Single by Plumb

from the album Blink
- Released: 2007
- Recorded: 2006
- Genre: Adult Alternative, contemporary Christian music
- Length: 4:03 (Album Version)
- Label: Curb
- Songwriter(s): Bose, Bronleewe, Lee
- Producer(s): Jeremy Bose

Plumb singles chronology
| "Real Life Fairytale" (2006) | "In My Arms" (2007) | "Hang On" (2009) |

= In My Arms (Plumb song) =

"In My Arms" is the lead single from Plumb's lullaby album Blink. "In My Arms" was remixed by Kaskade, Scotty K, Bronleewe & Bose, Gomi, and Bimbo Jones and hit the No. 1 spot on the Billboard Hot Dance Club Songs. The song was the 19th most played song on Christian Hit Radio stations in the U.S. in 2007 according to R&R magazine. It was also on the top of the Billboard Hot Dance Airplay chart and is the first song to appear on both charts. The single was released digitally.

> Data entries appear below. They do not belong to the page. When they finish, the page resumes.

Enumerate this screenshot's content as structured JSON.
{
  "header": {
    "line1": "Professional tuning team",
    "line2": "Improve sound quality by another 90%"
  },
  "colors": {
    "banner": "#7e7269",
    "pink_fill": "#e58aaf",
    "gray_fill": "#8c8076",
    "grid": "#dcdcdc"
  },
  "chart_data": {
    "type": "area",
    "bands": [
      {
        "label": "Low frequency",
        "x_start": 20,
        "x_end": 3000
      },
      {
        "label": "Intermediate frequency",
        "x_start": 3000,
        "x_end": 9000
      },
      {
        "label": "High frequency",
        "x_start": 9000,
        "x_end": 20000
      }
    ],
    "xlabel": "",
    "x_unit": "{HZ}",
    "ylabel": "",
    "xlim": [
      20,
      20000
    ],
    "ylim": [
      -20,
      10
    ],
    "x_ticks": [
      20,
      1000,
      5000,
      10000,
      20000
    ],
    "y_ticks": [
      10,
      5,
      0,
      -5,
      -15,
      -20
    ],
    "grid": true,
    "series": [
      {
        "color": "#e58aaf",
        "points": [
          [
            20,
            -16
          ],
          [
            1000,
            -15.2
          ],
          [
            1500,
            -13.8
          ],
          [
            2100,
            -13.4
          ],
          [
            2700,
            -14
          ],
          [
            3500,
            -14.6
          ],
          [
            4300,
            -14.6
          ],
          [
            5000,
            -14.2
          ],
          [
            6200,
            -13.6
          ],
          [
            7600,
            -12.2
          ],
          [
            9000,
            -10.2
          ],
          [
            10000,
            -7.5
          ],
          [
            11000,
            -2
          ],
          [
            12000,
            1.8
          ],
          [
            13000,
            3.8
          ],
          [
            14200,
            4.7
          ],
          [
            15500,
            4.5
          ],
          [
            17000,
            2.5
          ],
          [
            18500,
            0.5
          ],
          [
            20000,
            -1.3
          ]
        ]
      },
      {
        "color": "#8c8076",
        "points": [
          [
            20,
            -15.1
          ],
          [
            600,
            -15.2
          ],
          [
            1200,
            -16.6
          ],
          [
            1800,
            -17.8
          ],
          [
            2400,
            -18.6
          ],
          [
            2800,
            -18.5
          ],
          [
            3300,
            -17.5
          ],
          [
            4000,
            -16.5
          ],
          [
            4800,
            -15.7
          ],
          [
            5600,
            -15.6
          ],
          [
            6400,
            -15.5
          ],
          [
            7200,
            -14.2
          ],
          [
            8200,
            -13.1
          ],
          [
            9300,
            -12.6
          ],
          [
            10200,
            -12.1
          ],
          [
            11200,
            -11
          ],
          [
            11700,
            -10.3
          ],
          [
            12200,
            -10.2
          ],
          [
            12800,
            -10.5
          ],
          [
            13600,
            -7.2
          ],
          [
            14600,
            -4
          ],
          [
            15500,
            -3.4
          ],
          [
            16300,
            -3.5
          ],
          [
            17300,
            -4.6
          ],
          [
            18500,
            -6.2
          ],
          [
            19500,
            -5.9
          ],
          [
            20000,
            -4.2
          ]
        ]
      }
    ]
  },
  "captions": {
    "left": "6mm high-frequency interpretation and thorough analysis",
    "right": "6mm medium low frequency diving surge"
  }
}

The song was also used on the CW's One Tree Hill.

==Track listing==
- Digital Single
1. "In My Arms" - 4:03

- Remix Single
2. "In My Arms" (Bronleewe & Bose Radio Edit) - 4:02
3. "In My Arms" (Bimbo Jones Radio Edit) - 3:43
4. "In My Arms" (Scotty K Radio Edit) - 4:46
5. "In My Arms" (Gomi Radio Edit) - 4:48
6. "In My Arms" (Bronleewe & Bose Extended Mix) - 7:36
7. "In My Arms" (Bimbo Jones Extended Mix) - 7:36
8. "In My Arms" (Scotty K Extended Klub Mix) - 9:15
9. "In My Arms" (Gomi Extended Mix) - 8:31

- Kaskade Mixes
10. "In My Arms" (Kaskade Extended Mix) - 7:07
11. "In My Arms" (Kaskade Radio Edit) - 3:40

==Chart performance==

===Weekly charts===

| Chart (2007) | Peak position |
|---|---|
| U.S. Billboard Hot Christian Songs | 24 |
| U.S. Billboard Hot Dance Club Play | 3 |
| U.S. Billboard Hot Dance Airplay | 1 |
| U.S. Billboard Hot Adult Contemporary Tracks | 10 |
| Global Dance Tracks | 23 |

===Year-end charts===

| Chart (2008) | Position |
|---|---|
| US Adult Contemporary (Billboard) | 20 |

== Certifications ==

| Region | Certification | Certified units/sales |
| United States (RIAA) | Gold | 500,000^{‡} |
^{‡} Sales+streaming figures based on certification alone.